Alcaraz, maître du "clutch"

Pour parachever le récital, Alcaraz, insubmersible malgré l'imprédictible retour au premier plan de son adversaire en toute fin de rencontre, a tendu les bras vers la Coupe des Mousquetaires en livrant un super tie-break absolument stellaire. Invaincu en finale de Grand Chelem, le n°2 mondial a rappelé au monde qu'il n'a pas d'égal sur le circuit dans ce genre de moments décisifs.

À l'image de la fin du quatrième set, l'Espagnol a considérablement élevé son niveau lors des dernières minutes de la partie. Ici, sa gifle de coup droit croisée rebondit pile sur la ligne et laisse sur place Sinner. Risque payant.

Toujours aussi serein malgré la pression et l'enjeu, "Carlitos" a la lucidité et le courage de tenter des amorties pendant le super tie-break. De quoi surprendre Sinner, qui part de loin.

Impressionnant de ténacité, ce dernier est présent sur la balle, mais le passing est facile pour le Murcien.
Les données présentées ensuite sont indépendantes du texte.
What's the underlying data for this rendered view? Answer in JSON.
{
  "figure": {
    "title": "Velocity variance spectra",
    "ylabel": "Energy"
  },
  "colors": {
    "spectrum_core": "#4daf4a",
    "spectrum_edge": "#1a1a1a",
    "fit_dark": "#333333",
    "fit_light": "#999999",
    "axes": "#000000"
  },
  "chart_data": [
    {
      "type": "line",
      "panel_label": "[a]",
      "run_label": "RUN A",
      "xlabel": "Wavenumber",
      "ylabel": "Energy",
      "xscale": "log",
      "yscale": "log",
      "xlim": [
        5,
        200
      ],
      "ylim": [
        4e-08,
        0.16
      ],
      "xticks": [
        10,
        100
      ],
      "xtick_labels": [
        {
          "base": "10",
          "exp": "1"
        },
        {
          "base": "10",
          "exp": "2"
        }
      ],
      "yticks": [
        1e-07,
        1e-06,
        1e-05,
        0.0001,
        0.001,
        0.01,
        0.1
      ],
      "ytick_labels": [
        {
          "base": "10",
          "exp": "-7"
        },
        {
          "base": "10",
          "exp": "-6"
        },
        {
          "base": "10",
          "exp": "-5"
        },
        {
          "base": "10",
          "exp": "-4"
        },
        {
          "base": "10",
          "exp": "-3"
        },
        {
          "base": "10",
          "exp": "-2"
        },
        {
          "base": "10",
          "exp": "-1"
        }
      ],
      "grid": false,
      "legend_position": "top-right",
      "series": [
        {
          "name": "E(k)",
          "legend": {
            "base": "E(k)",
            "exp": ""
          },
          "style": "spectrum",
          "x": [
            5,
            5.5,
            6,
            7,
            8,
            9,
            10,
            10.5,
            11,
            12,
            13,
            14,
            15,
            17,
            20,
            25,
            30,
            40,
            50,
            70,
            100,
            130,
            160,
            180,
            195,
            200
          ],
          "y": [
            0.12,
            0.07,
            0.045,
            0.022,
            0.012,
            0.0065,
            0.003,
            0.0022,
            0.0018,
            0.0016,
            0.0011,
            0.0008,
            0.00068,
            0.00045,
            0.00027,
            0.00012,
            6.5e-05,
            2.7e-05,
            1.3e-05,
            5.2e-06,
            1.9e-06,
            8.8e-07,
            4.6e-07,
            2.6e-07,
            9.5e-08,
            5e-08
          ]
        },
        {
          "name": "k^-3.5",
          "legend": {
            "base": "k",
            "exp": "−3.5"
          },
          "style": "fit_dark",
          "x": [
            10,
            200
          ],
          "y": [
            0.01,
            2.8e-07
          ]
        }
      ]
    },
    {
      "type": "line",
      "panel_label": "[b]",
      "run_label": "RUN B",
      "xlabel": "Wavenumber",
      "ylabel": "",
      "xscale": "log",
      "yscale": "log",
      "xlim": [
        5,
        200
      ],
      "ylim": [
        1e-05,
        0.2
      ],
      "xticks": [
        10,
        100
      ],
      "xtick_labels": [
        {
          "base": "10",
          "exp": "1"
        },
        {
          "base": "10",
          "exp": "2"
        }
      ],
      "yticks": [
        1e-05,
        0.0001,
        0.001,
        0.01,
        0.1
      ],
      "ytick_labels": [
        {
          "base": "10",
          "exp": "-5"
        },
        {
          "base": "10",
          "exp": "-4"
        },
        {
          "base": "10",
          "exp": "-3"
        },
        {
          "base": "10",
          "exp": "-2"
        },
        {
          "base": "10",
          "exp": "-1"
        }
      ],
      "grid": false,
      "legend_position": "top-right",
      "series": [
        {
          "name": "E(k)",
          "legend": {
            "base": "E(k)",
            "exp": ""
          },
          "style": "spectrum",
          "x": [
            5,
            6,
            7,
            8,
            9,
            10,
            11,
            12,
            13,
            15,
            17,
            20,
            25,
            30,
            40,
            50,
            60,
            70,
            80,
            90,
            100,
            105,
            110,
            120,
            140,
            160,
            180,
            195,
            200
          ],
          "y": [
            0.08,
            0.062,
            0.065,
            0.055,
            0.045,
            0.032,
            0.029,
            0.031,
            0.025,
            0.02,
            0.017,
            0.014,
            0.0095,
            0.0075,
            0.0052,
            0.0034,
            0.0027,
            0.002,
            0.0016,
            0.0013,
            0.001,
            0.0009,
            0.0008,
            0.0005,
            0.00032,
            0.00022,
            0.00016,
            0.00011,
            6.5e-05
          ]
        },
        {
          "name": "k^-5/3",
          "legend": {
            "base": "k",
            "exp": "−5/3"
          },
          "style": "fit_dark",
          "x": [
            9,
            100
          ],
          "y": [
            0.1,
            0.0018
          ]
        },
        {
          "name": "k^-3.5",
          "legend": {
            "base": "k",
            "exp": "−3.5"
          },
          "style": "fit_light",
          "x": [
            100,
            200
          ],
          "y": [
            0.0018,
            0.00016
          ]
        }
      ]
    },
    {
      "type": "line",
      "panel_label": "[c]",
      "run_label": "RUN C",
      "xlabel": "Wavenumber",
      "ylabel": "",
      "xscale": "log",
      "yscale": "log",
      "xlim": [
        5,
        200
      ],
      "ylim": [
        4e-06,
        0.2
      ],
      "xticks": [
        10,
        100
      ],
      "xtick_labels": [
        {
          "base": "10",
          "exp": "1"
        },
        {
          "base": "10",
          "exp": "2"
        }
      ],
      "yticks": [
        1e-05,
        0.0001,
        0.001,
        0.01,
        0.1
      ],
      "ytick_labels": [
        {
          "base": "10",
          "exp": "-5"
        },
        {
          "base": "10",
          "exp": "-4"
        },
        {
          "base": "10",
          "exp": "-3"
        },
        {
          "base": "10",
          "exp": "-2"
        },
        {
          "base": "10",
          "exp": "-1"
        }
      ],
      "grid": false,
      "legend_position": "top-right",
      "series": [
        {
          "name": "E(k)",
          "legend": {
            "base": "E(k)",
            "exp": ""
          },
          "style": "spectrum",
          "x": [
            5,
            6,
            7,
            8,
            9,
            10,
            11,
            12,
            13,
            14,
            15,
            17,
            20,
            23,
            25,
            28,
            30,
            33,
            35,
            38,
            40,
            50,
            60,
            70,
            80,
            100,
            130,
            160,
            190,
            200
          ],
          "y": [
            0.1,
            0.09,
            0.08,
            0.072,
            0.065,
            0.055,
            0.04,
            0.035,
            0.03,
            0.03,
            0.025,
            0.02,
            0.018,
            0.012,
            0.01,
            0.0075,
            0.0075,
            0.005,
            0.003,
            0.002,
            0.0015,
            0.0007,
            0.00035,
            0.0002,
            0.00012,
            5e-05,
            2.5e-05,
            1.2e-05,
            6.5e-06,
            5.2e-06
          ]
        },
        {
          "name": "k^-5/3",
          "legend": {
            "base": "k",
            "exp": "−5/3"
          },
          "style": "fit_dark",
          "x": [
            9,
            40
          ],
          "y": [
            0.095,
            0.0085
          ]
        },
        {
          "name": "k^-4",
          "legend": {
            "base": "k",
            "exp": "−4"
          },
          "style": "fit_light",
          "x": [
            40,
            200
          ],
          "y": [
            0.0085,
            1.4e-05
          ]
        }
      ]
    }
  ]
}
Sorti vainqueur d'un match d'anthologie qu'il considère lui-même comme "le plus grand auquel il a pris part", Alcaraz a écrit l'histoire et envoyé un message clair à tous ses rivaux par la même occasion : le battre en finale de Grand Chelem constitue déjà l'un des plus grands challenges de la discipline. En plus de son talent fou, les ressources du n°2 mondial sont inépuisables. Sens tactique, adaptation, résilience, sang-froid... Le Murcien a tous les atouts et toutes les cartes en main. Il en fait déjà très bon usage, et ça ne fait que commencer.